Le dotcom si sono moltiplicate sulla Rete partendo da idee di nuovo business e da finanziatori spesso occasionali. Le dotcom hanno un unico reale obiettivo: fare soldi in un tempo brevissimo. Ma se è normale che un’azienda si ponga come obiettivo il profitto, lo è molto meno che voglia realizzarlo quasi istantaneamente.

Per costruire una società ci vogliono dai 5 ai 10 anni, sorto necessari relazioni, strutture, persone, brand, organizzazione e un impegno costante a creare valore. Come è possibile che una società entri in borsa a meno di un anno dalla sua nascita? La risposta è che nelle intenzioni di chi ha creato la società, il valore risiedeva nelle azioni e non nella società stessa.

Ma le tulip-companies fanno comunque sognare gli investitori occasionali. La vendita e l’acquisto delle dotcom si sono trasformati sulla Rete in un cyber casinò in cui società senza fondamentali e senza storia vengono comprate a prezzi insensati da investitori senza esperienza.
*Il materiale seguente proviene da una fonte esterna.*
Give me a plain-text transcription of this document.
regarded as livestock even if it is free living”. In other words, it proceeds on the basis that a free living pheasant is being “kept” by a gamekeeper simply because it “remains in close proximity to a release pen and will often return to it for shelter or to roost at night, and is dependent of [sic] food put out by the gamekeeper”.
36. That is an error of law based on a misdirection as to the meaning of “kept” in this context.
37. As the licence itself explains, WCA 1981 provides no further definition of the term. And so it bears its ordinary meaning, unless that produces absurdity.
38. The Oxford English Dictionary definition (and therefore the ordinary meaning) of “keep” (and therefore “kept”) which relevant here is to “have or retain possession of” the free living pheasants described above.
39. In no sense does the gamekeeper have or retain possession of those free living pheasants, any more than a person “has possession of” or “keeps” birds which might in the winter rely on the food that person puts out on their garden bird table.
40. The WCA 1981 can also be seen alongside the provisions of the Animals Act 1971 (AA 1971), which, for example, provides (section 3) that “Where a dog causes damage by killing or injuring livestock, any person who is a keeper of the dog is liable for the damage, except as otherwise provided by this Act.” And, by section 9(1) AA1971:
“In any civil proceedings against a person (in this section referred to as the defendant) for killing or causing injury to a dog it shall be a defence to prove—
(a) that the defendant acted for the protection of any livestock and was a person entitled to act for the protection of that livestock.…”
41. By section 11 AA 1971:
Il trading on line è diventato il primo grande gioco della Rete e si è arrivati a valutare le società in base ai debiti contratti e non al valore economico prodotto.

Dopo il crollo primaverile del Nasdaq ho chiesto al chairman di un’importante società americana di It dove sarebbero confluiti gli investimenti sottratti al Nasdaq. Mi ha risposto che i soldi in realtà non ci sono e che non c’erano neppure prima. Le persone chiedono spesso negli USA denaro in prestito alle banche per comprare azioni, garantendo il prestito con le azioni stesse. Se il mercato crolla, le banche chiedono a chi ha contratto il prestito di restituirlo.

Consideriamo alcuni dati: negli USA un terzo delle società Internet entrate in borsa nel 1 997 perdeva soldi e dopo 2 anni, nel 1 999, la situazione è ulteriormente peggiorata. Un altro dato per riflettere: dal 1980 ad oggi il 5% delle società di It quotate ha prodotto ben 1’86% del valore generato. Delle altre, nella maggior parte, si è persa ogni traccia.

La New Economy non può nascere dal nulla e neppure basarsi sul denaro come valore fondante, come purtroppo oggi sta succedendo con il paradigma sempre più frequente: Internet = soldi.

La New Economy nascerà dalla trasformazione della Old Economy, con essa si affermeranno nuovi valori etici e organizzativi, e le dotcom sorte con il solo obiettivo del facile guadagno saranno allora tulipani sfioriti della tulip-economy.